Mary starts by saying that – unlike Ryanair – she sympathises with Alison over her dealings with different security rules in various airports.

“I flew to Malaga with Aer Lingus a fortnight ago. Security in Dublin Airport has become quite streamlined and you’re now allowed bring through two litres of liquid. Confident that the same rules would apply at Malaga Airport (assuming international or EU rules would apply across the board) on the return journey, I confidently put a small medicine bottle as well as my water in my carry-on bag,” she writes.

However, she then found out that only 100ml was allowed through in Malaga “as in times of yore – and that all containers of liquids were to be binned also. I drank the water, but the medicine was a homely remedy I’d found very useful for digestion, particularly when travelling, and I was loath to give it up. I had recently come upon it in Edinburgh and it would have meant going online to order a replacement.”

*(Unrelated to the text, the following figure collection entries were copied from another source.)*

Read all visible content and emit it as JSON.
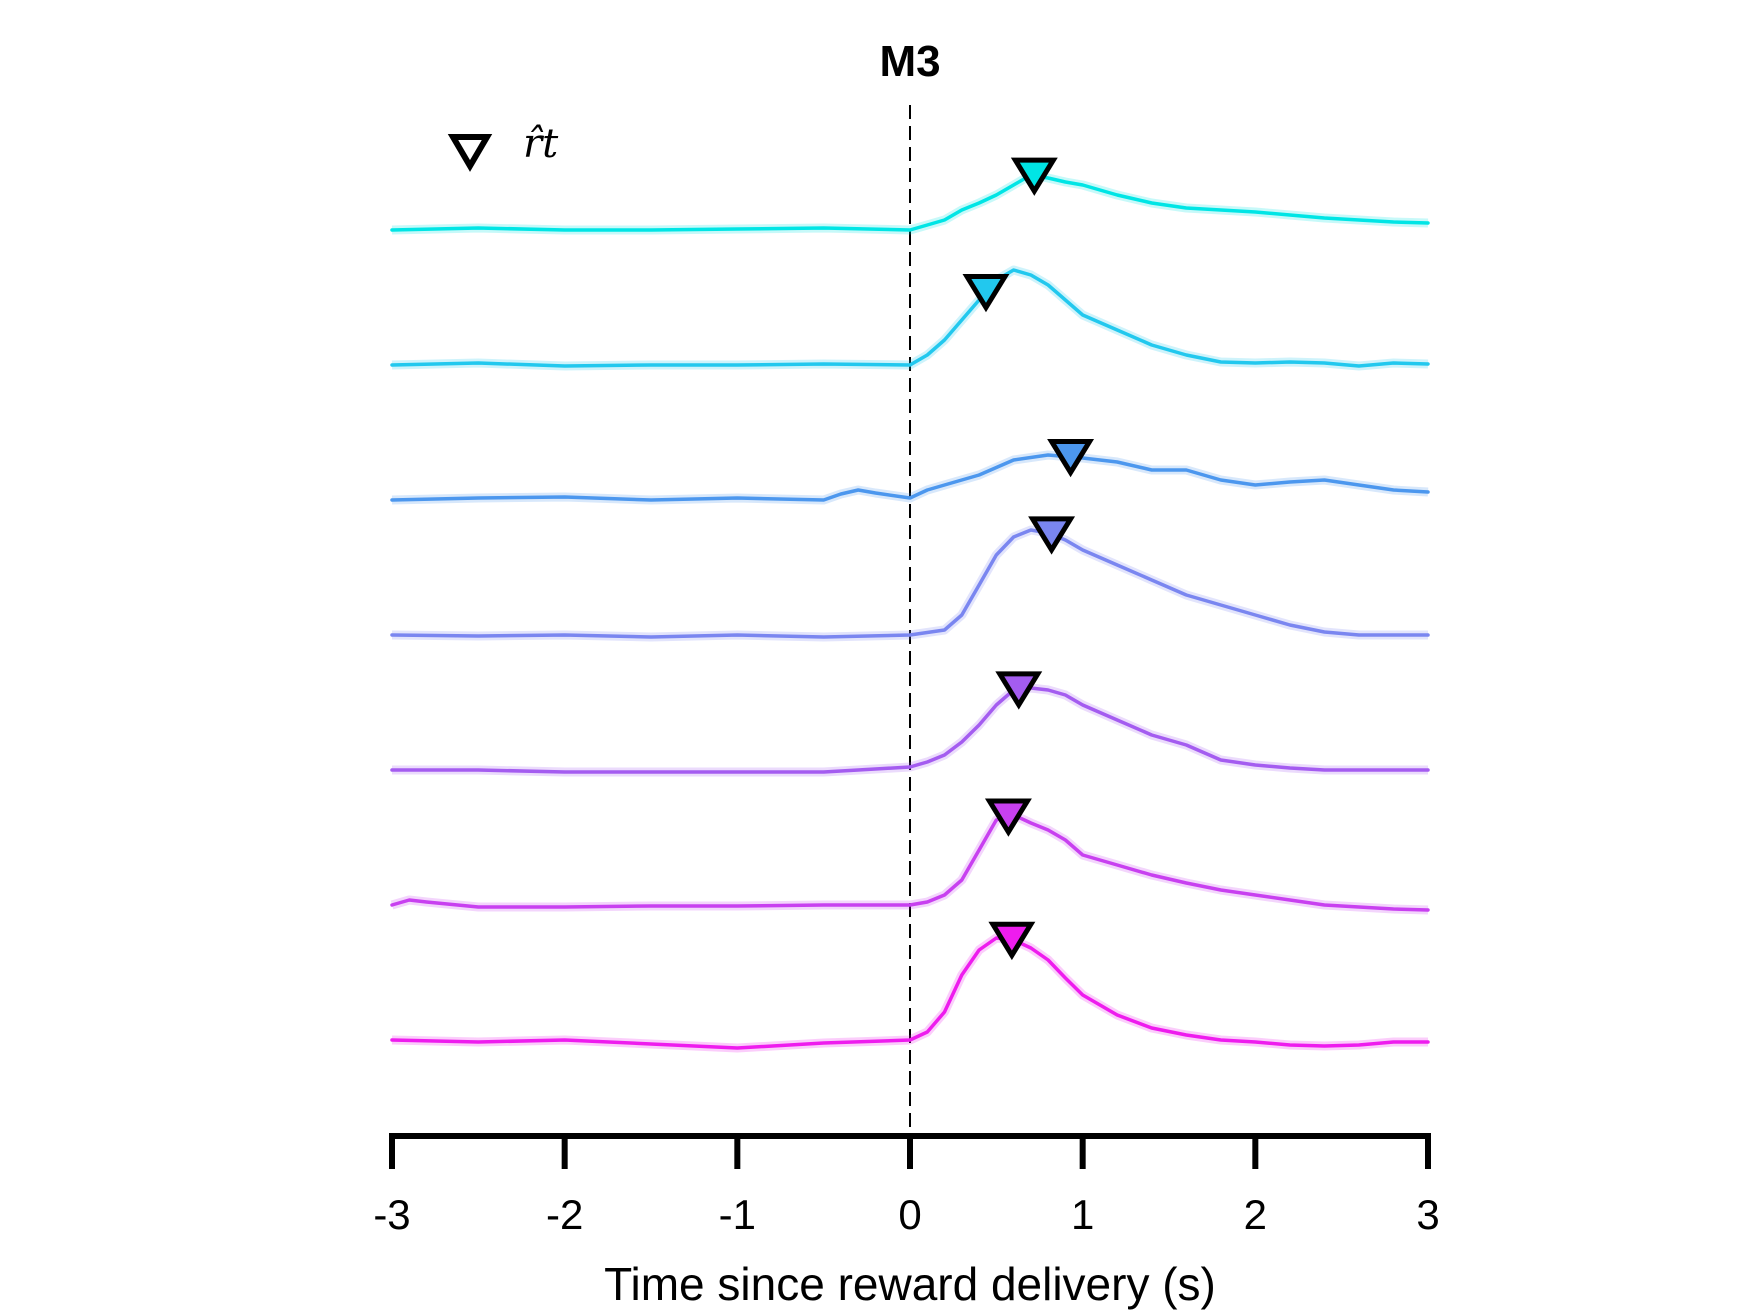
{
  "chart_data": {
    "type": "line",
    "title": "M3",
    "xlabel": "Time since reward delivery (s)",
    "ylabel": "",
    "xlim": [
      -3,
      3
    ],
    "xticks": [
      -3,
      -2,
      -1,
      0,
      1,
      2,
      3
    ],
    "xtick_labels": [
      "-3",
      "-2",
      "-1",
      "0",
      "1",
      "2",
      "3"
    ],
    "vline_x": 0,
    "vline_style": "dashed",
    "grid": false,
    "legend": {
      "marker": "downward-triangle",
      "label": "r̂t",
      "placement": "top-left"
    },
    "series": [
      {
        "color": "#00e5e5",
        "marker_x": 0.72,
        "x": [
          -3,
          -2.5,
          -2,
          -1.5,
          -1,
          -0.5,
          0,
          0.1,
          0.2,
          0.3,
          0.4,
          0.5,
          0.6,
          0.7,
          0.8,
          0.9,
          1.0,
          1.2,
          1.4,
          1.6,
          1.8,
          2.0,
          2.2,
          2.4,
          2.6,
          2.8,
          3.0
        ],
        "y": [
          0.0,
          0.02,
          0.0,
          0.0,
          0.01,
          0.02,
          0.0,
          0.05,
          0.1,
          0.2,
          0.27,
          0.35,
          0.45,
          0.55,
          0.52,
          0.48,
          0.45,
          0.35,
          0.27,
          0.22,
          0.2,
          0.18,
          0.15,
          0.12,
          0.1,
          0.08,
          0.07
        ]
      },
      {
        "color": "#22c8ee",
        "marker_x": 0.44,
        "x": [
          -3,
          -2.5,
          -2,
          -1.5,
          -1,
          -0.5,
          0,
          0.1,
          0.2,
          0.3,
          0.4,
          0.5,
          0.6,
          0.7,
          0.8,
          0.9,
          1.0,
          1.2,
          1.4,
          1.6,
          1.8,
          2.0,
          2.2,
          2.4,
          2.6,
          2.8,
          3.0
        ],
        "y": [
          0.0,
          0.02,
          -0.01,
          0.0,
          0.0,
          0.01,
          0.0,
          0.1,
          0.25,
          0.45,
          0.65,
          0.85,
          0.95,
          0.9,
          0.8,
          0.65,
          0.5,
          0.35,
          0.2,
          0.1,
          0.03,
          0.02,
          0.03,
          0.02,
          -0.01,
          0.02,
          0.01
        ]
      },
      {
        "color": "#4c97ee",
        "marker_x": 0.93,
        "x": [
          -3,
          -2.5,
          -2,
          -1.5,
          -1,
          -0.5,
          -0.4,
          -0.3,
          -0.2,
          0,
          0.1,
          0.2,
          0.4,
          0.6,
          0.8,
          1.0,
          1.2,
          1.4,
          1.6,
          1.8,
          2.0,
          2.2,
          2.4,
          2.6,
          2.8,
          3.0
        ],
        "y": [
          0.0,
          0.02,
          0.03,
          0.0,
          0.02,
          0.0,
          0.06,
          0.1,
          0.07,
          0.02,
          0.1,
          0.15,
          0.25,
          0.4,
          0.45,
          0.42,
          0.38,
          0.3,
          0.3,
          0.2,
          0.15,
          0.18,
          0.2,
          0.15,
          0.1,
          0.08
        ]
      },
      {
        "color": "#7a86f0",
        "marker_x": 0.82,
        "x": [
          -3,
          -2.5,
          -2,
          -1.5,
          -1,
          -0.5,
          0,
          0.2,
          0.3,
          0.4,
          0.5,
          0.6,
          0.7,
          0.8,
          0.9,
          1.0,
          1.2,
          1.4,
          1.6,
          1.8,
          2.0,
          2.2,
          2.4,
          2.6,
          2.8,
          3.0
        ],
        "y": [
          0.0,
          -0.01,
          0.0,
          -0.02,
          0.0,
          -0.02,
          0.0,
          0.05,
          0.2,
          0.5,
          0.8,
          0.98,
          1.05,
          1.02,
          0.95,
          0.85,
          0.7,
          0.55,
          0.4,
          0.3,
          0.2,
          0.1,
          0.03,
          0.0,
          0.0,
          0.0
        ]
      },
      {
        "color": "#a45cf0",
        "marker_x": 0.63,
        "x": [
          -3,
          -2.5,
          -2,
          -1.5,
          -1,
          -0.5,
          -0.3,
          0,
          0.1,
          0.2,
          0.3,
          0.4,
          0.5,
          0.6,
          0.7,
          0.8,
          0.9,
          1.0,
          1.2,
          1.4,
          1.6,
          1.8,
          2.0,
          2.2,
          2.4,
          2.6,
          2.8,
          3.0
        ],
        "y": [
          0.0,
          0.0,
          -0.02,
          -0.02,
          -0.02,
          -0.02,
          0.0,
          0.03,
          0.08,
          0.15,
          0.28,
          0.45,
          0.65,
          0.8,
          0.82,
          0.8,
          0.75,
          0.65,
          0.5,
          0.35,
          0.25,
          0.1,
          0.05,
          0.02,
          0.0,
          0.0,
          0.0,
          0.0
        ]
      },
      {
        "color": "#c840f0",
        "marker_x": 0.57,
        "x": [
          -3,
          -2.9,
          -2.8,
          -2.5,
          -2,
          -1.5,
          -1,
          -0.5,
          0,
          0.1,
          0.2,
          0.3,
          0.4,
          0.5,
          0.6,
          0.7,
          0.8,
          0.9,
          1.0,
          1.2,
          1.4,
          1.6,
          1.8,
          2.0,
          2.2,
          2.4,
          2.6,
          2.8,
          3.0
        ],
        "y": [
          0.0,
          0.05,
          0.03,
          -0.02,
          -0.02,
          -0.01,
          -0.01,
          0.0,
          0.0,
          0.03,
          0.1,
          0.25,
          0.55,
          0.85,
          0.9,
          0.82,
          0.75,
          0.65,
          0.5,
          0.4,
          0.3,
          0.22,
          0.15,
          0.1,
          0.05,
          0.0,
          -0.02,
          -0.04,
          -0.05
        ]
      },
      {
        "color": "#ee1cee",
        "marker_x": 0.59,
        "x": [
          -3,
          -2.5,
          -2,
          -1.5,
          -1,
          -0.5,
          0,
          0.1,
          0.2,
          0.3,
          0.4,
          0.5,
          0.6,
          0.7,
          0.8,
          0.9,
          1.0,
          1.2,
          1.4,
          1.6,
          1.8,
          2.0,
          2.2,
          2.4,
          2.6,
          2.8,
          3.0
        ],
        "y": [
          0.0,
          -0.02,
          0.0,
          -0.04,
          -0.08,
          -0.03,
          0.0,
          0.08,
          0.28,
          0.65,
          0.9,
          1.02,
          1.0,
          0.92,
          0.8,
          0.62,
          0.45,
          0.25,
          0.12,
          0.05,
          0.0,
          -0.02,
          -0.05,
          -0.06,
          -0.05,
          -0.02,
          -0.02
        ]
      }
    ]
  }
}
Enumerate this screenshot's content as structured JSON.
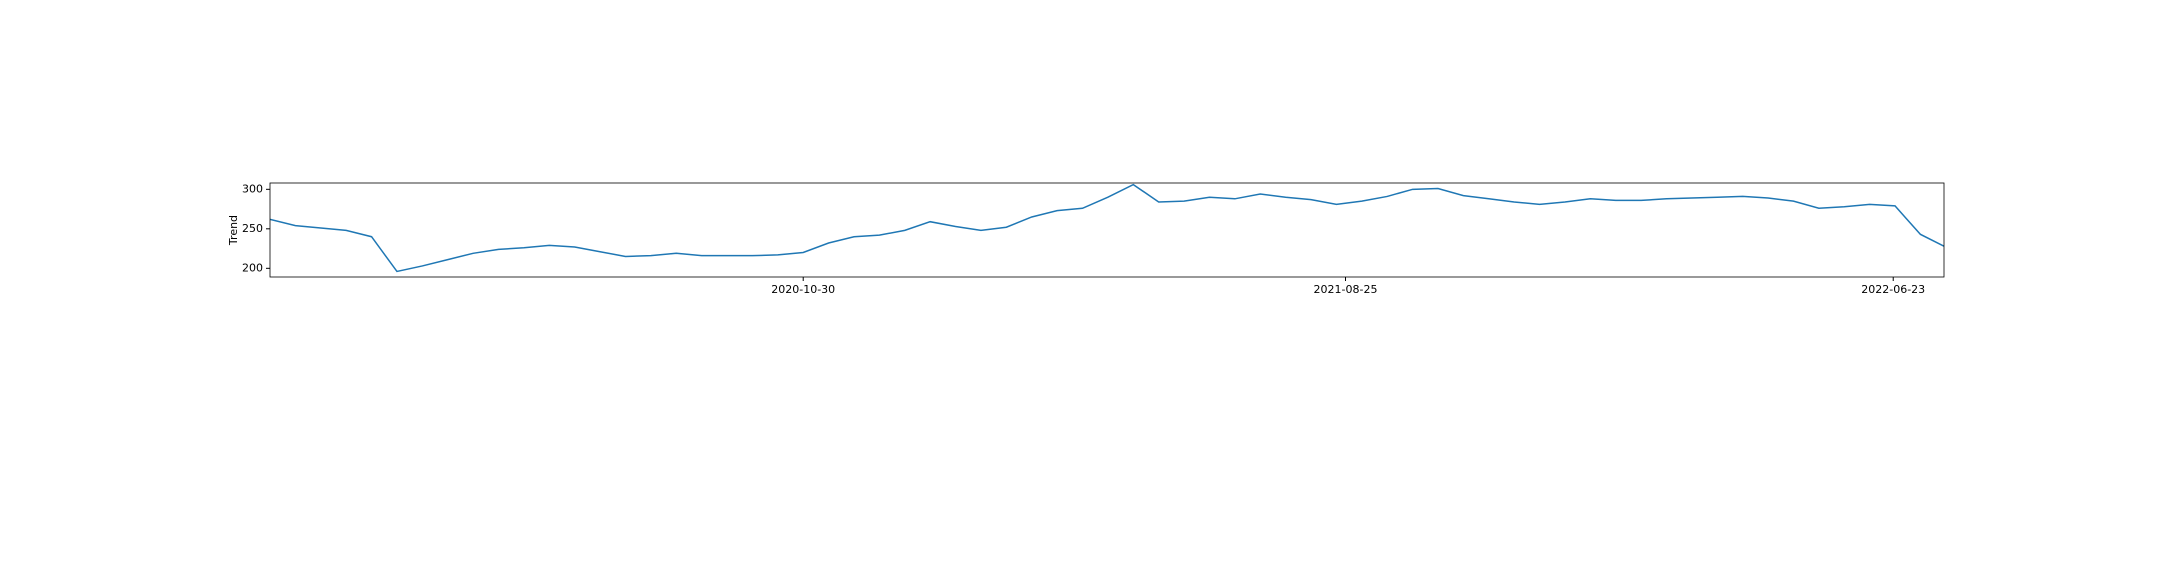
{
  "chart_data": {
    "type": "line",
    "ylabel": "Trend",
    "color": "#1f77b4",
    "x": [
      "2020-01-10",
      "2020-01-24",
      "2020-02-07",
      "2020-02-21",
      "2020-03-06",
      "2020-03-20",
      "2020-04-03",
      "2020-04-17",
      "2020-05-01",
      "2020-05-15",
      "2020-05-29",
      "2020-06-12",
      "2020-06-26",
      "2020-07-10",
      "2020-07-24",
      "2020-08-07",
      "2020-08-21",
      "2020-09-04",
      "2020-09-18",
      "2020-10-02",
      "2020-10-16",
      "2020-10-30",
      "2020-11-13",
      "2020-11-27",
      "2020-12-11",
      "2020-12-25",
      "2021-01-08",
      "2021-01-22",
      "2021-02-05",
      "2021-02-19",
      "2021-03-05",
      "2021-03-19",
      "2021-04-02",
      "2021-04-16",
      "2021-04-30",
      "2021-05-14",
      "2021-05-28",
      "2021-06-11",
      "2021-06-25",
      "2021-07-09",
      "2021-07-23",
      "2021-08-06",
      "2021-08-20",
      "2021-09-03",
      "2021-09-17",
      "2021-10-01",
      "2021-10-15",
      "2021-10-29",
      "2021-11-12",
      "2021-11-26",
      "2021-12-10",
      "2021-12-24",
      "2022-01-07",
      "2022-01-21",
      "2022-02-04",
      "2022-02-18",
      "2022-03-04",
      "2022-03-18",
      "2022-04-01",
      "2022-04-15",
      "2022-04-29",
      "2022-05-13",
      "2022-05-27",
      "2022-06-10",
      "2022-06-24",
      "2022-07-08",
      "2022-07-21"
    ],
    "values": [
      262,
      254,
      251,
      248,
      240,
      196,
      203,
      211,
      219,
      224,
      226,
      229,
      227,
      221,
      215,
      216,
      219,
      216,
      216,
      216,
      217,
      220,
      232,
      240,
      242,
      248,
      259,
      253,
      248,
      252,
      265,
      273,
      276,
      290,
      306,
      284,
      285,
      290,
      288,
      294,
      290,
      287,
      281,
      285,
      291,
      300,
      301,
      292,
      288,
      284,
      281,
      284,
      288,
      286,
      286,
      288,
      289,
      290,
      291,
      289,
      285,
      276,
      278,
      281,
      279,
      243,
      228
    ],
    "xlim": [
      "2020-01-10",
      "2022-07-21"
    ],
    "xticks": [
      "2020-10-30",
      "2021-08-25",
      "2022-06-23"
    ],
    "ylim": [
      189,
      308
    ],
    "yticks": [
      200,
      250,
      300
    ]
  }
}
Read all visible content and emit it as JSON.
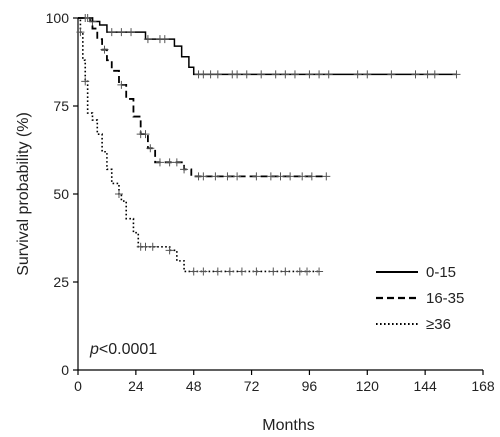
{
  "chart_data": {
    "type": "line",
    "title": "",
    "xlabel": "Months",
    "ylabel": "Survival probability (%)",
    "xlim": [
      0,
      168
    ],
    "ylim": [
      0,
      100
    ],
    "xticks": [
      0,
      24,
      48,
      72,
      96,
      120,
      144,
      168
    ],
    "yticks": [
      0,
      25,
      50,
      75,
      100
    ],
    "legend_position": "right",
    "annotation": {
      "italic": "p",
      "rest": "<0.0001"
    },
    "series": [
      {
        "name": "0-15",
        "style": "solid",
        "color": "#000000",
        "points": [
          [
            0,
            100
          ],
          [
            3,
            100
          ],
          [
            5,
            99
          ],
          [
            9,
            98
          ],
          [
            12,
            96
          ],
          [
            18,
            96
          ],
          [
            22,
            96
          ],
          [
            28,
            94
          ],
          [
            36,
            94
          ],
          [
            40,
            92
          ],
          [
            43,
            89
          ],
          [
            46,
            86
          ],
          [
            48,
            84
          ],
          [
            157,
            84
          ]
        ],
        "censor": [
          3,
          6,
          14,
          18,
          22,
          29,
          34,
          36,
          50,
          52,
          55,
          58,
          64,
          66,
          70,
          76,
          82,
          86,
          90,
          96,
          100,
          104,
          116,
          120,
          130,
          140,
          145,
          148,
          157
        ]
      },
      {
        "name": "16-35",
        "style": "dashed",
        "color": "#000000",
        "points": [
          [
            0,
            100
          ],
          [
            3,
            100
          ],
          [
            6,
            97
          ],
          [
            8,
            94
          ],
          [
            10,
            91
          ],
          [
            12,
            88
          ],
          [
            14,
            85
          ],
          [
            17,
            81
          ],
          [
            20,
            77
          ],
          [
            23,
            72
          ],
          [
            26,
            67
          ],
          [
            29,
            63
          ],
          [
            32,
            59
          ],
          [
            40,
            59
          ],
          [
            44,
            57
          ],
          [
            47,
            55
          ],
          [
            103,
            55
          ]
        ],
        "censor": [
          4,
          11,
          18,
          26,
          28,
          30,
          34,
          38,
          41,
          44,
          50,
          52,
          57,
          62,
          66,
          74,
          80,
          84,
          88,
          93,
          97,
          103
        ]
      },
      {
        "name": "≥36",
        "style": "dotted",
        "color": "#000000",
        "points": [
          [
            0,
            100
          ],
          [
            1,
            96
          ],
          [
            2,
            88
          ],
          [
            3,
            82
          ],
          [
            4,
            73
          ],
          [
            6,
            71
          ],
          [
            8,
            67
          ],
          [
            10,
            62
          ],
          [
            12,
            57
          ],
          [
            14,
            53
          ],
          [
            16,
            53
          ],
          [
            17,
            50
          ],
          [
            18,
            48
          ],
          [
            20,
            43
          ],
          [
            23,
            39
          ],
          [
            25,
            35
          ],
          [
            27,
            35
          ],
          [
            36,
            35
          ],
          [
            38,
            34
          ],
          [
            41,
            31
          ],
          [
            44,
            28
          ],
          [
            100,
            28
          ]
        ],
        "censor": [
          1,
          3,
          17,
          26,
          28,
          31,
          38,
          48,
          52,
          58,
          63,
          68,
          74,
          81,
          86,
          92,
          95,
          100
        ]
      }
    ]
  }
}
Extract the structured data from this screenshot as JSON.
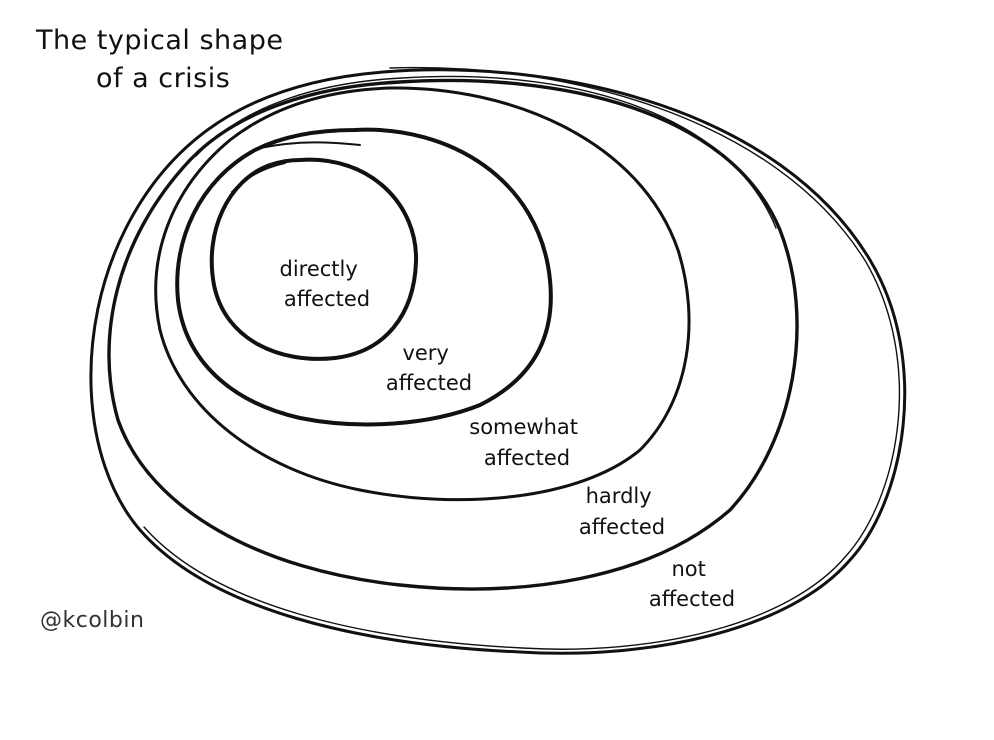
{
  "title": {
    "line1": "The typical shape",
    "line2": "of a crisis"
  },
  "rings": [
    {
      "id": "directly",
      "label_lines": [
        "directly",
        "affected"
      ]
    },
    {
      "id": "very",
      "label_lines": [
        "very",
        "affected"
      ]
    },
    {
      "id": "somewhat",
      "label_lines": [
        "somewhat",
        "affected"
      ]
    },
    {
      "id": "hardly",
      "label_lines": [
        "hardly",
        "affected"
      ]
    },
    {
      "id": "not",
      "label_lines": [
        "not",
        "affected"
      ]
    }
  ],
  "credit": "@kcolbin",
  "colors": {
    "ink": "#111111",
    "background": "#ffffff"
  }
}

She says it was her good fortune to have arrived at the airport early, “so there was time to return to check-in, where the lovely Spanish Aer Lingus guy agreed to put my carry-on bag through (it was too late to get my main bag back) at no extra charge. I had a fold-up shopping bag, so I moved a few things for the flight into it and sent my backpack through.

“He told me that this happens a lot. I can tell you I was so pleased to be flying Aer Lingus with their charming and helpful staff and that my experience was so different from Alison’s, which I read about the following Monday.”